For years, we at the Institute for Children, Poverty, and Homelessness have focused a spotlight on student homelessness in major cities, with annual reports on New York City and now, for the first time, Seattle. In New York, these reports have had real results, helping to push for better funding, services, and trainings that will hopefully lead to better educational outcomes for these students. In Seattle, it’s still too early to tell what effect increased attention for homeless students will have. After spending years talking with school administrators, government officials, and members of the public from across the country, one thing that is clear: we still have a long way to go in changing how we think and talk about homeless students.

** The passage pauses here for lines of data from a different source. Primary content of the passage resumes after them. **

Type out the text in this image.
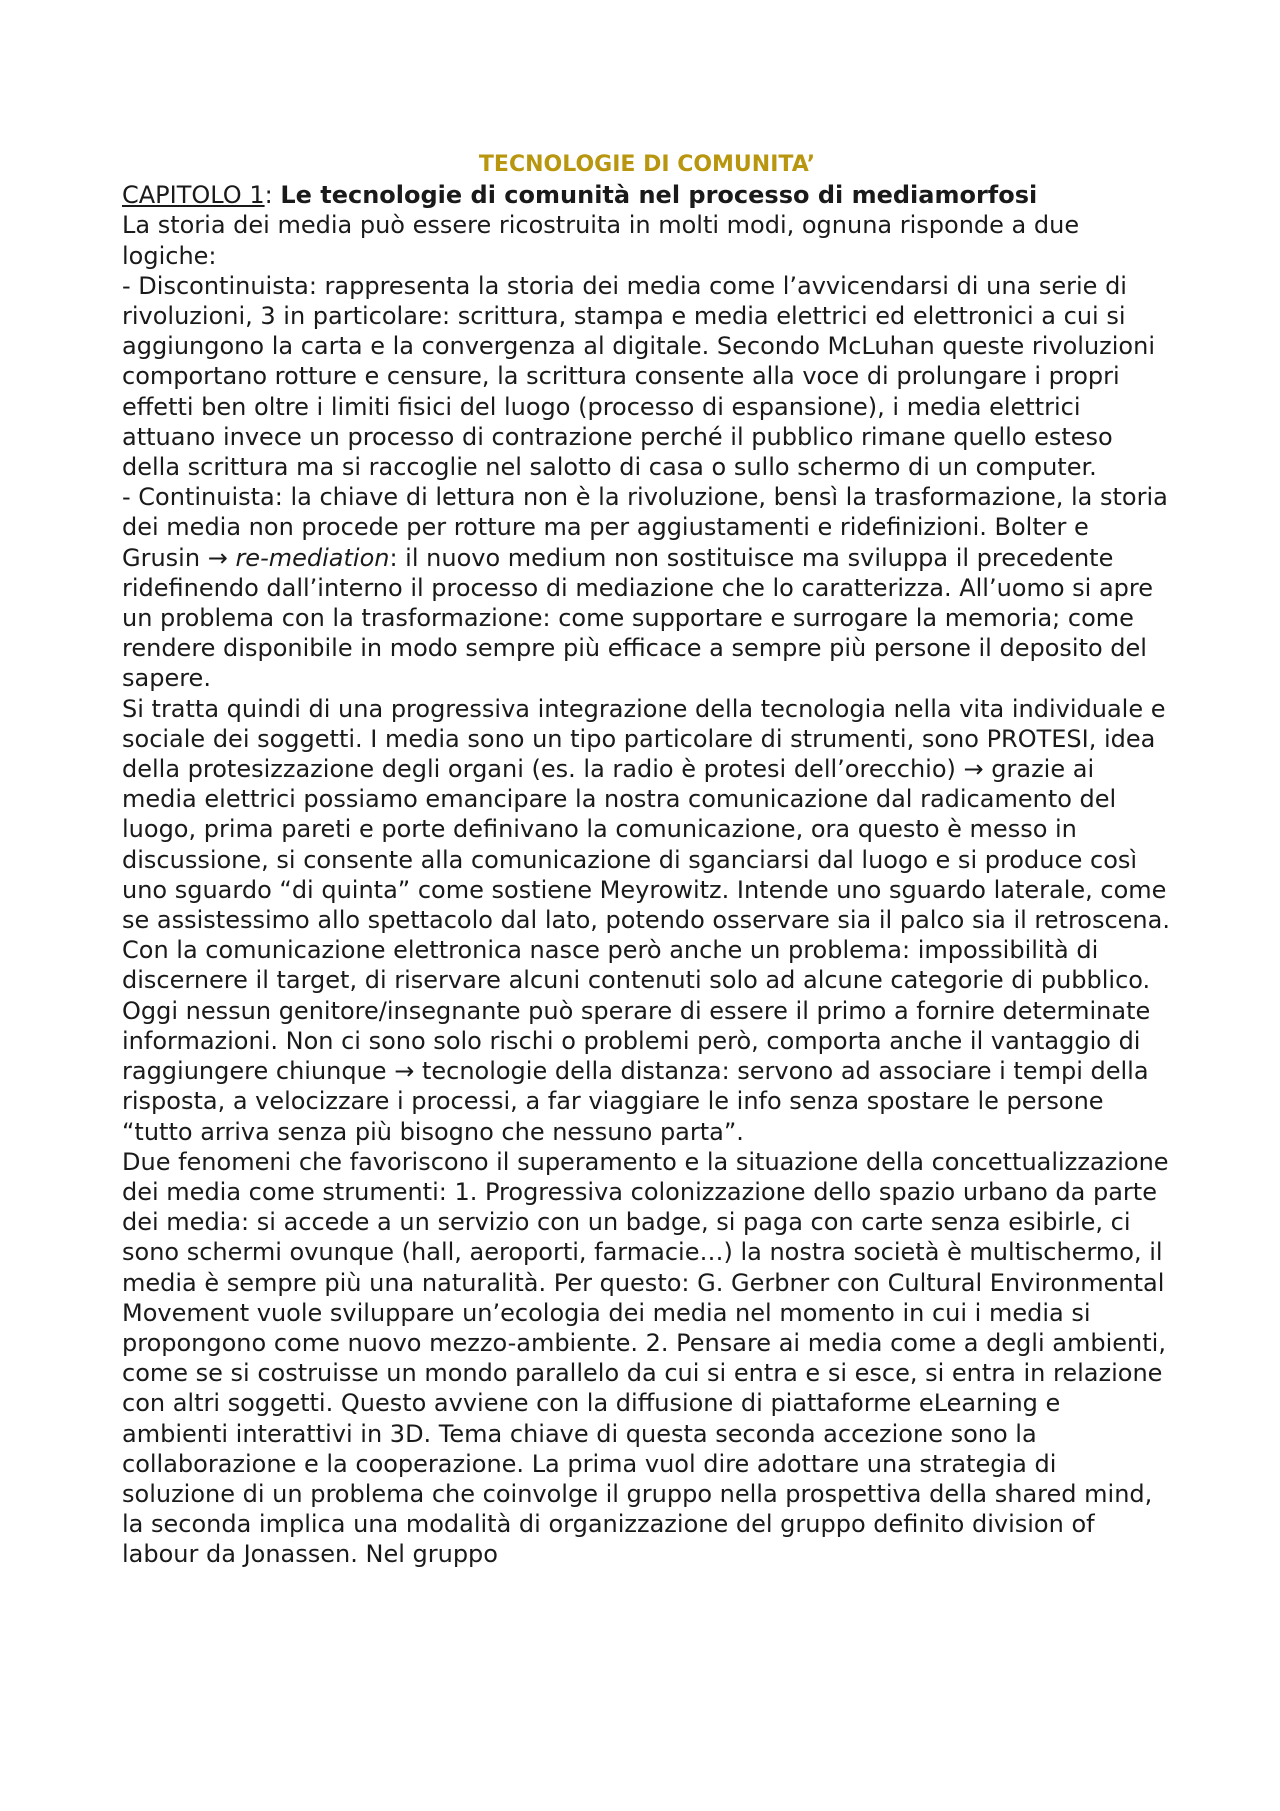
TECNOLOGIE DI COMUNITA’

CAPITOLO 1: Le tecnologie di comunità nel processo di mediamorfosi

La storia dei media può essere ricostruita in molti modi, ognuna risponde a due logiche:

- Discontinuista: rappresenta la storia dei media come l’avvicendarsi di una serie di rivoluzioni, 3 in particolare: scrittura, stampa e media elettrici ed elettronici a cui si aggiungono la carta e la convergenza al digitale. Secondo McLuhan queste rivoluzioni comportano rotture e censure, la scrittura consente alla voce di prolungare i propri effetti ben oltre i limiti fisici del luogo (processo di espansione), i media elettrici attuano invece un processo di contrazione perché il pubblico rimane quello esteso della scrittura ma si raccoglie nel salotto di casa o sullo schermo di un computer.

- Continuista: la chiave di lettura non è la rivoluzione, bensì la trasformazione, la storia dei media non procede per rotture ma per aggiustamenti e ridefinizioni. Bolter e Grusin → re-mediation: il nuovo medium non sostituisce ma sviluppa il precedente ridefinendo dall’interno il processo di mediazione che lo caratterizza. All’uomo si apre un problema con la trasformazione: come supportare e surrogare la memoria; come rendere disponibile in modo sempre più efficace a sempre più persone il deposito del sapere.

Si tratta quindi di una progressiva integrazione della tecnologia nella vita individuale e sociale dei soggetti. I media sono un tipo particolare di strumenti, sono PROTESI, idea della protesizzazione degli organi (es. la radio è protesi dell’orecchio) → grazie ai media elettrici possiamo emancipare la nostra comunicazione dal radicamento del luogo, prima pareti e porte definivano la comunicazione, ora questo è messo in discussione, si consente alla comunicazione di sganciarsi dal luogo e si produce così uno sguardo “di quinta” come sostiene Meyrowitz. Intende uno sguardo laterale, come se assistessimo allo spettacolo dal lato, potendo osservare sia il palco sia il retroscena.

Con la comunicazione elettronica nasce però anche un problema: impossibilità di discernere il target, di riservare alcuni contenuti solo ad alcune categorie di pubblico. Oggi nessun genitore/insegnante può sperare di essere il primo a fornire determinate informazioni. Non ci sono solo rischi o problemi però, comporta anche il vantaggio di raggiungere chiunque → tecnologie della distanza: servono ad associare i tempi della risposta, a velocizzare i processi, a far viaggiare le info senza spostare le persone “tutto arriva senza più bisogno che nessuno parta”.

Due fenomeni che favoriscono il superamento e la situazione della concettualizzazione dei media come strumenti: 1. Progressiva colonizzazione dello spazio urbano da parte dei media: si accede a un servizio con un badge, si paga con carte senza esibirle, ci sono schermi ovunque (hall, aeroporti, farmacie…) la nostra società è multischermo, il media è sempre più una naturalità. Per questo: G. Gerbner con Cultural Environmental Movement vuole sviluppare un’ecologia dei media nel momento in cui i media si propongono come nuovo mezzo-ambiente. 2. Pensare ai media come a degli ambienti, come se si costruisse un mondo parallelo da cui si entra e si esce, si entra in relazione con altri soggetti. Questo avviene con la diffusione di piattaforme eLearning e ambienti interattivi in 3D. Tema chiave di questa seconda accezione sono la collaborazione e la cooperazione. La prima vuol dire adottare una strategia di soluzione di un problema che coinvolge il gruppo nella prospettiva della shared mind, la seconda implica una modalità di organizzazione del gruppo definito division of labour da Jonassen. Nel gruppo
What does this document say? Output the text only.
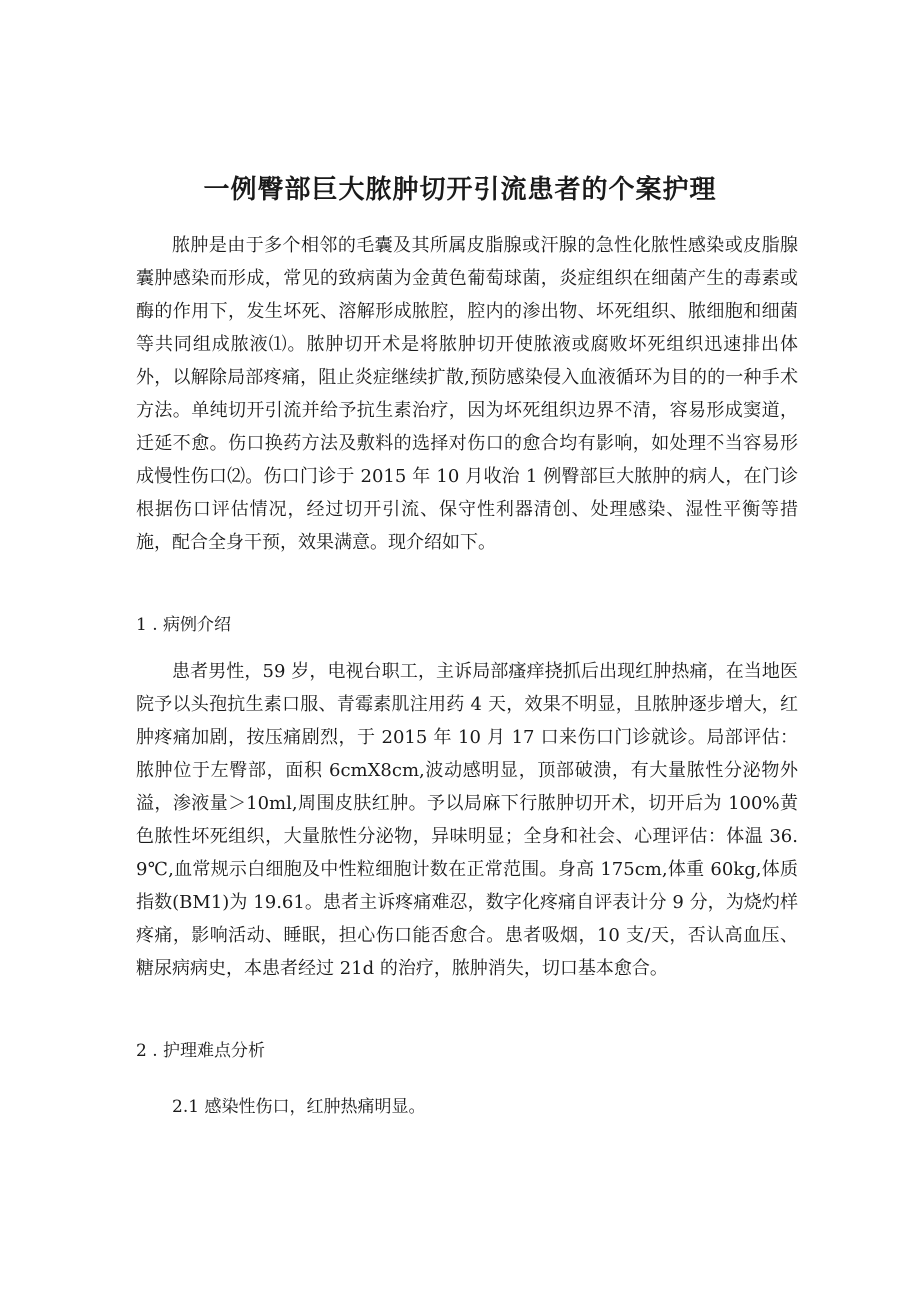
一例臀部巨大脓肿切开引流患者的个案护理

脓肿是由于多个相邻的毛囊及其所属皮脂腺或汗腺的急性化脓性感染或皮脂腺囊肿感染而形成，常见的致病菌为金黄色葡萄球菌，炎症组织在细菌产生的毒素或酶的作用下，发生坏死、溶解形成脓腔，腔内的渗出物、坏死组织、脓细胞和细菌等共同组成脓液⑴。脓肿切开术是将脓肿切开使脓液或腐败坏死组织迅速排出体外，以解除局部疼痛，阻止炎症继续扩散,预防感染侵入血液循环为目的的一种手术方法。单纯切开引流并给予抗生素治疗，因为坏死组织边界不清，容易形成窦道，迁延不愈。伤口换药方法及敷料的选择对伤口的愈合均有影响，如处理不当容易形成慢性伤口⑵。伤口门诊于 2015 年 10 月收治 1 例臀部巨大脓肿的病人，在门诊根据伤口评估情况，经过切开引流、保守性利器清创、处理感染、湿性平衡等措施，配合全身干预，效果满意。现介绍如下。

1 . 病例介绍

患者男性，59 岁，电视台职工，主诉局部瘙痒挠抓后出现红肿热痛，在当地医院予以头孢抗生素口服、青霉素肌注用药 4 天，效果不明显，且脓肿逐步增大，红肿疼痛加剧，按压痛剧烈，于 2015 年 10 月 17 口来伤口门诊就诊。局部评估：脓肿位于左臀部，面积 6cmX8cm,波动感明显，顶部破溃，有大量脓性分泌物外溢，渗液量＞10ml,周围皮肤红肿。予以局麻下行脓肿切开术，切开后为 100%黄色脓性坏死组织，大量脓性分泌物，异味明显；全身和社会、心理评估：体温 36.9℃,血常规示白细胞及中性粒细胞计数在正常范围。身高 175cm,体重 60kg,体质指数(BM1)为 19.61。患者主诉疼痛难忍，数字化疼痛自评表计分 9 分，为烧灼样疼痛，影响活动、睡眠，担心伤口能否愈合。患者吸烟，10 支/天，否认高血压、糖尿病病史，本患者经过 21d 的治疗，脓肿消失，切口基本愈合。

2 . 护理难点分析

2.1 感染性伤口，红肿热痛明显。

The publication of our Seattle Atlas has led many people to the natural question of “Why Seattle?” The most truthful answer isn’t that there was some data trend pointing to Seattle as the most logical follow-up to New York, but simply that they were interested in knowing more about their homeless students and willing to see what the analysis would say. Other partners grew hesitant about a potential collaboration after an initial burst of enthusiasm. Without ever saying as much, they made it clear that there was concern over how their data would be used or, to be more precise, how their data would be used against them. Even in our two instances of successful partnerships, early meetings would often feature multiple questions about the level of control that they would retain over the final report or the extent to which we were planning to criticize them based on our findings (the answer to both of these questions is none).
The reason that local officials have been so cautious, even reluctant, to allow their homelessness data into the public sphere is, of course, that these numbers are too often wielded as a political weapon. Like crime statistics or unemployment rates, rises in homelessness are used as a blunt instrument to denounce those in power and portray their policy efforts as failures. But especially in the case of homeless students, this tactic completely misrepresents the meaning behind the numbers. To begin with, increases in the number of homeless students are often not the sole result of an actual surge in family homelessness, but a product of improved identification practices. A newly identified homeless student is not necessarily newly homeless, and growing numbers are simply evidence that children that were already struggling with housing instability are now being connected to the support services they need.
Although the secrecy that surrounds homelessness data is based on the very real chance that revealing these numbers will open officials up to criticism (whether valid or invalid), this silence does a disservice to the children affected by housing instability. Information on homeless students needs to be available to the public because it is through the lives of these children that the real stakes of the homelessness debate are revealed. For many years now, there has been a vigorous back-and-forth about the right way to end family homelessness: whether it is preferable to give families temporary vouchers to help pay for private apartments or allow them to stay in longer-term transitional housing as they develop the skills for self-sufficiency. Federal dollars now almost exclusively fund the first strategy, as shelter providers protest the shuttering of facilities and the loss of flexibility in helping families. As these strategies are being evaluated and fought over, however, the number of children whose educations are being jeopardized only continues to grow.
As the data from Seattle and New York show, these students can experience long-term impacts on their education and later success as a result of being homeless. For many students, housing instability is not a one-time, short-term situation, but a chronic condition experienced over a period of many years. And in New York, the effects of homelessness are seen for years after a student has been re-housed. Minimizing the negative effects that homelessness has on a student’s education requires a conversation that goes beyond housing options and looks at the types of supports that can be made available to students regardless of whether they are doubled-up, in shelter, or being rapidly re-housed.
It will take a long time before the issues of family and student homelessness are widely understood enough that the fear of finger-pointing dies down and more cities and school districts have an open dialogue with the public about their homeless students and how best to serve their needs. In the meantime, we hope that our continuing work into seeing where homeless students attend school and how their educations are being impacted by instability can broaden the conversation beyond simply what the cheapest or quickest housing options are for these students and toward real consideration of what supports can be put in place to stabilize their education as they are experiencing homelessness.